- Ayın lutfuna bak ki bu da onun lutfudur, çünkü bize, bulutlar düşmanımızdır demiştir.
- لطف مه بنگر که این هم لطف اوست ** که بگفت او ابرها ما را عدوست
- Ay, ne buluta aldırış eder, ne toza. O, göğün yücesindedir.
- مه فراغت دارد از ابر و غبار ** بر فراز چرخ دارد مه مدار
- Bulut bizim canımıza düşmandır. Bulut bizim gözümüzden ayı gizler. 690
- ابر ما را شد عدو و خصم جان ** که کند مه را ز چشم ما نهان
- Bu perde, huriyi Zâl gibi kuvvetlendirir, dolunayı yeni aydan daha noksan bir hale getirir.
- حور را این پرده زالی میکند ** بدر را کم از هلالی میکند
- Ay bizi yücelik kucağına oturtmuş, düşmanımızı kendi düşmanı saymıştır.
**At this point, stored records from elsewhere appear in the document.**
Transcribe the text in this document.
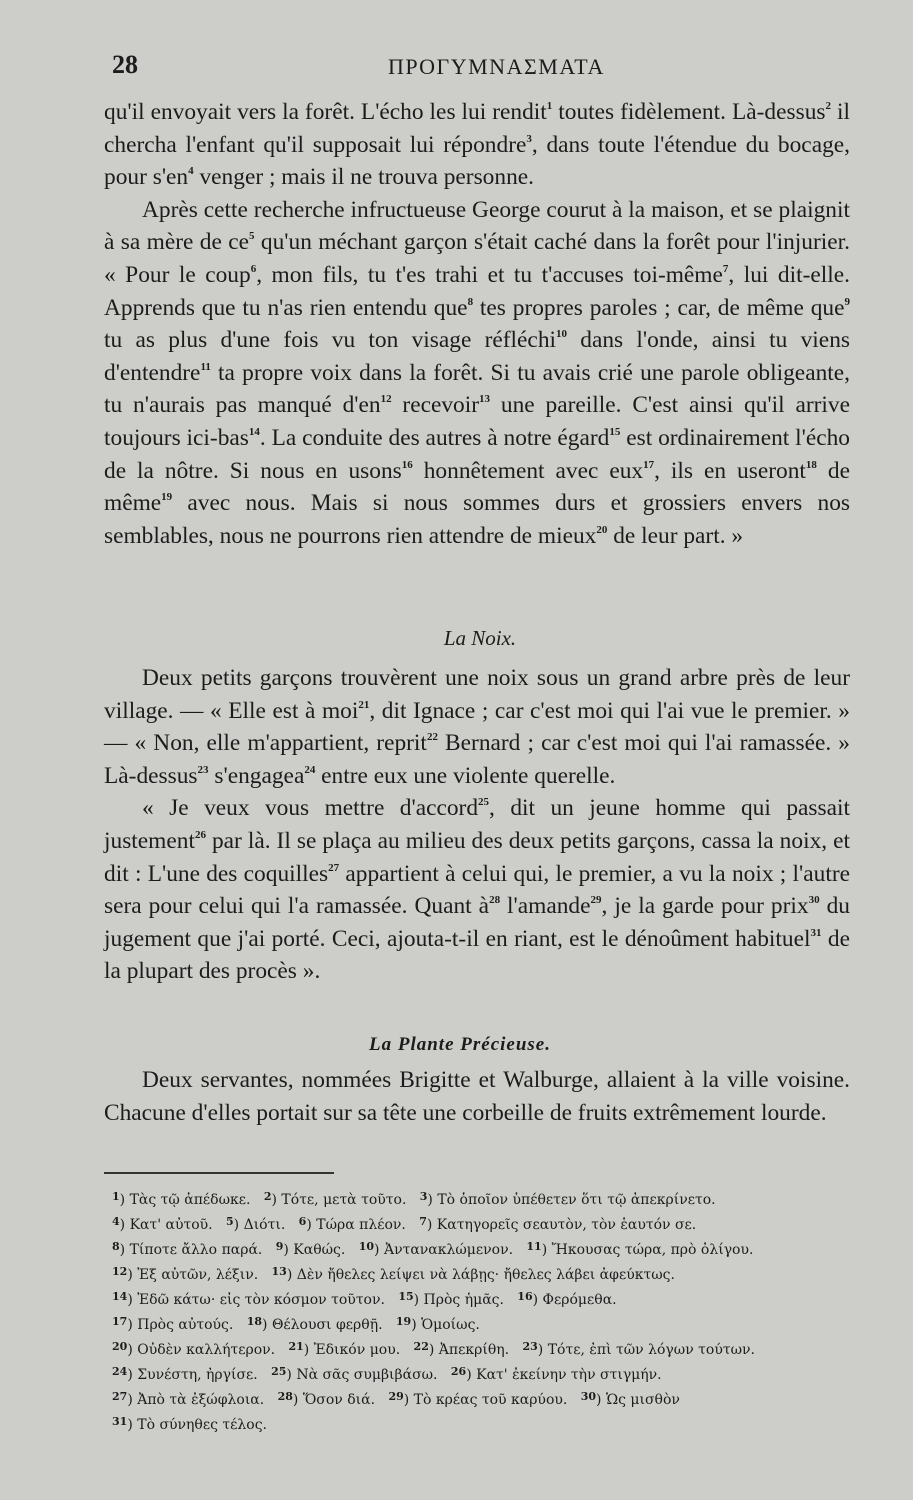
28	ΠΡΟΓΥΜΝΑΣΜΑΤΑ

qu'il envoyait vers la forêt. L'écho les lui rendit$^1$ toutes fidèlement. Là-dessus$^2$ il chercha l'enfant qu'il supposait lui répondre$^3$, dans toute l'étendue du bocage, pour $s'en^4$ venger ; mais il ne trouva personne.

Après cette recherche infructueuse George courut à la maison, et se plaignit à sa mère de $ce^5$ qu'un méchant garçon s'était caché dans la forêt pour l'injurier. « Pour le coup$^6$, mon fils, tu t'es trahi et tu t'accuses toi-même$^7$, lui dit-elle. Apprends que tu n'as rien entendu que$^8$ tes propres paroles ; car, de même que$^9$ tu as plus d'une fois vu ton visage réfléchi$^{10}$ dans l'onde, ainsi tu viens d'entendre$^{11}$ ta propre voix dans la forêt. Si tu avais crié une parole obligeante, tu n'aurais pas manqué $d'en^{12}$ recevoir$^{13}$ une pareille. C'est ainsi qu'il arrive toujours ici-bas$^{14}$. La conduite des autres à notre égard$^{15}$ est ordinairement l'écho de la nôtre. Si nous en usons$^{16}$ honnêtement avec eux$^{17}$, ils en useront$^{18}$ de même$^{19}$ avec nous. Mais si nous sommes durs et grossiers envers nos semblables, nous ne pourrons rien attendre de mieux$^{20}$ de leur part. »

La Noix.

Deux petits garçons trouvèrent une noix sous un grand arbre près de leur village. — « Elle est à moi$^{21}$, dit Ignace ; car c'est moi qui l'ai vue le premier. » — « Non, elle m'appartient, reprit$^{22}$ Bernard ; car c'est moi qui l'ai ramassée. » Là-dessus$^{23}$ s'engagea$^{24}$ entre eux une violente querelle.

« Je veux vous mettre d'accord$^{25}$, dit un jeune homme qui passait justement$^{26}$ par là. Il se plaça au milieu des deux petits garçons, cassa la noix, et dit : L'une des coquilles$^{27}$ appartient à celui qui, le premier, a vu la noix ; l'autre sera pour celui qui l'a ramassée. Quant $à^{28}$ l'amande$^{29}$, je la garde pour prix$^{30}$ du jugement que j'ai porté. Ceci, ajouta-t-il en riant, est le dénoûment habituel$^{31}$ de la plupart des procès ».

La Plante Précieuse.

Deux servantes, nommées Brigitte et Walburge, allaient à la ville voisine. Chacune d'elles portait sur sa tête une corbeille de fruits extrêmement lourde.

$^1$) Τὰς τῷ ἀπέδωκε. $^2$) Τότε, μετὰ τοῦτο. $^3$) Τὸ ὁποῖον ὑπέθετεν ὅτι τῷ ἀπεκρίνετο.
$^4$) Κατ' αὐτοῦ. $^5$) Διότι. $^6$) Τώρα πλέον. $^7$) Κατηγορεῖς σεαυτὸν, τὸν ἑαυτόν σε.
$^8$) Τίποτε ἄλλο παρά. $^9$) Καθώς. $^{10}$) Ἀντανακλώμενον. $^{11}$) Ἤκουσας τώρα, πρὸ ὀλίγου.
$^{12}$) Ἐξ αὐτῶν, λέξιν. $^{13}$) Δὲν ἤθελες λείψει νὰ λάβῃς· ἤθελες λάβει ἀφεύκτως.
$^{14}$) Ἐδῶ κάτω· εἰς τὸν κόσμον τοῦτον. $^{15}$) Πρὸς ἡμᾶς. $^{16}$) Φερόμεθα.
$^{17}$) Πρὸς αὐτούς. $^{18}$) Θέλουσι φερθῇ. $^{19}$) Ὁμοίως.
$^{20}$) Οὐδὲν καλλήτερον. $^{21}$) Ἐδικόν μου. $^{22}$) Ἀπεκρίθη. $^{23}$) Τότε, ἐπὶ τῶν λόγων τούτων.
$^{24}$) Συνέστη, ἠργίσε. $^{25}$) Νὰ σᾶς συμβιβάσω. $^{26}$) Κατ' ἐκείνην τὴν στιγμήν.
$^{27}$) Ἀπὸ τὰ ἐξώφλοια. $^{28}$) Ὅσον διά. $^{29}$) Τὸ κρέας τοῦ καρύου. $^{30}$) Ὡς μισθὸν
$^{31}$) Τὸ σύνηθες τέλος.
- ماه ما را در کنار عز نشاند ** دشمن ما را عدوی خویش خواند
- Bulutun letafeti ve parlaklığı da yandandır. Fakat buluta ay diyen hayli yol sapıtmıştır.
- تاب ابر و آب او خود زین مهست ** هر که مه خواند ابر را بس گمرهست
- Ayın nuru buluta vurdu mu onun kara yüzünü ay gibi parlatır.
- نور مه بر ابر چون منزل شدست ** روی تاریکش ز مه مبدل شدست
- Gerçi ayla aynı renge boyanmıştır. Bu da bir devlettir ama buluttaki o nur, eğretidir. 695
- گرچه همرنگ مهست و دولتیست ** اندر ابر آن نور مه عاریتیست
- Kıyamette güneş de kalmaz, ay da. Göz ışığın aslı ile meşgul olur.
- در قیامت شمس و مه معزول شد ** چشم در اصل ضیا مشغول شد
- Bu suretle temelli mülkle eğreti mülk seçilir. Şu fani konak, karar yurdundan ayrılır.